Played Shady Grove in a pub in Dublin last night as it goes...  :Mandosmiley: 

Dm / C / Dm / F / C / C / Dm

As close as possible to the way Grisman and Garcia version goes would be my favourite approach.

The Bluegrassy major version sounds really too happy and cheesy to my ear.

----------


## Earl Gamage

Agree with you Aran,  I'll try it your way too.  Cool to have a connection to Irish pub music.

----------


## mandocrucian

FYI - *Hot Solos For Bluegrass Mandolin* (book w/cd) includes _"Shady Grove"_ in the key of Dm: Melody (clawhammer style mando), Harmony (clawhammer), plus four 16 bar solos.  (Also includes multiple solos for 5 other tunes: _"Wabash Cannonball". "East TN Blues", "John Hardy", "Cripple Creek"_ and _"In The Pines"_)



NH

----------


## AlanN

And a very good book it is.

----------


## G'DAE

Dm                    C              Dm                      

Lips are red as a bloomin rose eyes are the prettiest brown

F                     C

She's the dar'lin of my heart

Am                       Dm

The sweetest gal in town

I'm not sure how to get the chords over the words correctly. (sorry!)

note: The Am really makes it!

Bob.

----------


## G'DAE

ARAN That last C should be the Am. Try it!
Bob.

----------


## Earl Gamage

I hear:

Lips Dm
bloomin C
Brown Dm

she's F
of C

The Am
town Dm


My ear's just getting able to place chord changes so if that's not right it's ok to correct me.

----------


## G'DAE

Not quite.EarlG.

Lips Dm
Bloomin C
Eyes Dm
Shes F
of C
The Am
town Dm

looks like you put one in late.
Bob.

----------


## Earl Gamage

Ok, I like that last arrangement.   That leads me to the next question:  In Dm can you/should you use the F pentatonic scale (leaving out 4&7) but lower the A to Ab to solo?

I tried the F scale but it sounds too happy against the Dm.

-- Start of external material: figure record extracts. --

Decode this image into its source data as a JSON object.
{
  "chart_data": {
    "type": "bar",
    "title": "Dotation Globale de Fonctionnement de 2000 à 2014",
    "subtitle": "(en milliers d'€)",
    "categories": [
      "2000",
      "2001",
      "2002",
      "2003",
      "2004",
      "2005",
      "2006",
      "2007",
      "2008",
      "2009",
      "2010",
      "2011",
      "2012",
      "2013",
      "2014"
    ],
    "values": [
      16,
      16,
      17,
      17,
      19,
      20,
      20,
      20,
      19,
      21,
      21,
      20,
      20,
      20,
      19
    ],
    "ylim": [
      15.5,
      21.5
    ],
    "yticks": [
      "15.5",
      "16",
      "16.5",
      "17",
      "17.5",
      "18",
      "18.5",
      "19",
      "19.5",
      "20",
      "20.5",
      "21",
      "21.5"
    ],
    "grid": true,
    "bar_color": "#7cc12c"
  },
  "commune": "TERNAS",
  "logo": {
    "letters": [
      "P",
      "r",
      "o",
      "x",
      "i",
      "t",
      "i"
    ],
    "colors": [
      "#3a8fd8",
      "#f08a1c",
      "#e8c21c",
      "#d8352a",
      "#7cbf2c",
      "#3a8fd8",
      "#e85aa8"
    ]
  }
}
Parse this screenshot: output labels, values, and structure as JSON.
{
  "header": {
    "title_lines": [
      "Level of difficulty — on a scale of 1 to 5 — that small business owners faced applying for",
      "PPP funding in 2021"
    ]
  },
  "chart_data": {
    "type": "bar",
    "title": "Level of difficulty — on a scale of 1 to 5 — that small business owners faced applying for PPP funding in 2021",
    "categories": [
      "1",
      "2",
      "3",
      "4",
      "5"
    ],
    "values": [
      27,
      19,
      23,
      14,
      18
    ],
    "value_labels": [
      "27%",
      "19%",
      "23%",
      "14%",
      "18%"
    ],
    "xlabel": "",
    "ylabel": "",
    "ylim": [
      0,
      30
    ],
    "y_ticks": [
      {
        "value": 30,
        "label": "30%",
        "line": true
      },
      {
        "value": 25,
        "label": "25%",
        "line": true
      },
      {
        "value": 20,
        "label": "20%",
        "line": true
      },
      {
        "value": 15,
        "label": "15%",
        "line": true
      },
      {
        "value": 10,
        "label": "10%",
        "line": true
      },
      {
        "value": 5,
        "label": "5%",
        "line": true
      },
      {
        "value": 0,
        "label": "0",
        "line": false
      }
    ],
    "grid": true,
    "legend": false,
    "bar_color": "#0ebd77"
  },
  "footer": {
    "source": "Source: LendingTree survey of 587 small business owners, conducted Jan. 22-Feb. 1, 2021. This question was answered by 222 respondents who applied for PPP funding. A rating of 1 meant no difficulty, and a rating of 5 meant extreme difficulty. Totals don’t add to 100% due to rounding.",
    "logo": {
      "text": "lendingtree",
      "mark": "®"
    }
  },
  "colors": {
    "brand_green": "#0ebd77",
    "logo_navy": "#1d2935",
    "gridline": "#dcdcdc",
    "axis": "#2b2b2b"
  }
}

I think I just realized I have to change to a minor pentatonic scale with a D root, is that correct?

Still wonder if my lowering the 3rd note idea would work though.

----------


## mannc385

Something a little different also, just having fun with it.  The others work but just played around and heard this.

(Dm) Lips are red as a (C) blooming rose

(Dm) Eyes are prettiest (Am) Brown

(F) She's the darl'in (C) of my heart

(Dm) The sweetest (Am) gal in (Dm) town.

Probably something I got left over from doing it Bluegrass.

----------